Anticipation for the opening of Shangri-La at the Fort Hotel in Taguig has been building up since word got out.
In Metro Manila, the excitement is not so much about the hotel’s luxury accommodations (unless you’re an avid staycationer), but rather on the 15 food and beverage establishments it will launch this year, seven of which will be run by Shangri-La.
They are: Canton Road, to serve southeastern Chinese cuisine; Raging Bull Steakhouse and Raging Bull Burgers; Samba, which will offer healthy dishes inspired by the flavors of Spain and South America; Limitless, a laid-back lounge by day and a happening club by night; High Street Lounge, which will carry a wide range of teas; and, the first to be unveiled, High Street Café, Shangri-la at the Fort’s all-day dining restaurant.
High Street Café may be a bit hard to find as it hides behind a floor-to-ceiling wooden bookshelf. Slide it open and it reveals a hallway lined with grab-and-go items such as croissants, muffins and Danish pastries. There is also a coffee counter for guests in a rush.
There are nine neighborhoods in one culinary high street, as its tagline suggests.
The first includes morning staples such as yogurts, cereals, and dried fruits and nuts for the breakfast buffet.
Come lunch and dinner, the booth transforms into a seafood bar lined with kilawin and ceviche.
Next to it is the salad bar where you get to choose among three kinds: composed salads; salads in jars; and a create-your-own, which gets tossed only upon order.
Completing the station are cold appetizers such as chilled tofu and Vietnamese rice paper rolls, also created à la minute.
The Mediterranean post has whole legs of jamon sliced to order, hummus, babaganoush and cold mezzes, and a mozzarella bar with an array of toppings.

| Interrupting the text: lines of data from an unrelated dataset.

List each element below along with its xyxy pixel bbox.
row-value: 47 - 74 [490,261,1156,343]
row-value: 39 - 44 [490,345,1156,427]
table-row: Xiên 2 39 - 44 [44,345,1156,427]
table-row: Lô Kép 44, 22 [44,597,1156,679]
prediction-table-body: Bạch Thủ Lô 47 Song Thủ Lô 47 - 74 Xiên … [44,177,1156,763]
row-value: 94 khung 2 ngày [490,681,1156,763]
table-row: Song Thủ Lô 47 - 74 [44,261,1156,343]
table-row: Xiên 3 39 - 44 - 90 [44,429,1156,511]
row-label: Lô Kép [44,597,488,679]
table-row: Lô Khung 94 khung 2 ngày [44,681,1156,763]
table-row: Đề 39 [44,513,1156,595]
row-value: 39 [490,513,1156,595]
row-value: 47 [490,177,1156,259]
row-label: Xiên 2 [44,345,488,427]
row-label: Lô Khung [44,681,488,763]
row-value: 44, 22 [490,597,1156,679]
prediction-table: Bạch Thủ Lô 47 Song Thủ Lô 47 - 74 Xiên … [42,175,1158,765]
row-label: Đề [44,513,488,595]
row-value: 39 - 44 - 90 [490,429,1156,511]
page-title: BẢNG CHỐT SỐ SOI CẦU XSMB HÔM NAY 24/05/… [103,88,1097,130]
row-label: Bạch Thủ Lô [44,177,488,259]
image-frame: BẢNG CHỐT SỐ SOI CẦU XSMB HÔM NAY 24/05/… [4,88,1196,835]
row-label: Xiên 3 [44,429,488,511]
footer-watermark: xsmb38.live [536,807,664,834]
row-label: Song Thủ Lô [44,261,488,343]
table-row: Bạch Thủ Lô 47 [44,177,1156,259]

Sharing the space are traditional tapas and assorted cheeses by local artisans and from imported brands.
Cross over and you will be greeted by a giant locally sourced tuna, which the Japanese section has on display every day, to be used for High Street Café’s sushi, sashimi and nigiri. It will also have soba noodles and a variety of tempura fried on the spot.
The next section offers pastries, with chef Anthony Collar presenting a wide selection of sweets, from tarts and donuts to waffles and pancakes.
Whole cakes will be available for retail, as well as pies fresh out of the oven.
Noteworthy are the desserts that incorporate spices, like the dark choice praline with star anise, and the bay leaf and cinnamon-flavored eggless ice cream.
An Asian noodle bar carries all-time favorites such as laksa and Shanghai braised beef noodles. A massive red clay jar stands in the middle of the booth to be used to prepare double-boiled soup, which can be scooped straight into bowls.
Right across the noodle stand is the continental section with dishes such as Spanish paella, duck confit, sous vide lamb and baked potato, which come right off a specialized machine imported from the United Kingdom.
The rotisserie section is perhaps the most decorated and attention-grabbing of the lot. It has whole slabs of bacon, Asian sticks like satay and yakitori, and grilled steaks adorning the counter.
Most of the meats are finished on charcoal to get that smoky flavor—from lamb cutlets with chimichurri and pork belly adobo skewers to beef tenderloin with whiskey and muscovado sugar sauce.
Executive chef Joris Rycken has made sure to present many options and varying flavors for the meat-loving crowd. Servers go around the room and slice churrasco on their tables.
The last station, at the far end of the room, is the Chinese wok and Filipino section. Half of the space is reserved for steamed dimsum and roasts such as barbecued pork and Peking duck, while the other half is devoted to traditional Pinoy fare like sinigang.
One of its distinct offerings is the claypot rice; the café will have two to three versions each day, served to the diner right on the hot vessel.
For beverages, head mixologist Ulysse Jouanneaud has whipped up healthy juices in mason jars and milkshakes playfully served in light bulbs.
Coffee and tea cocktails are also available, with different kinds of iced teas and flavored water such as strawberry and basil or malunggay and calamansi.
You can also expect Nyonya Malaysian dishes to pop up in the impressive menu every once in a while, as executive sous chef William Tan promises to revisit the cuisine.
With more than 45 talented chefs ready to serve over 250 people per sitting, the High Street Café is ready to open.
High Street Café is at G/F Shangri-la at the Fort, 30th St. corner 5th Ave., Bonifacio Global City, Taguig.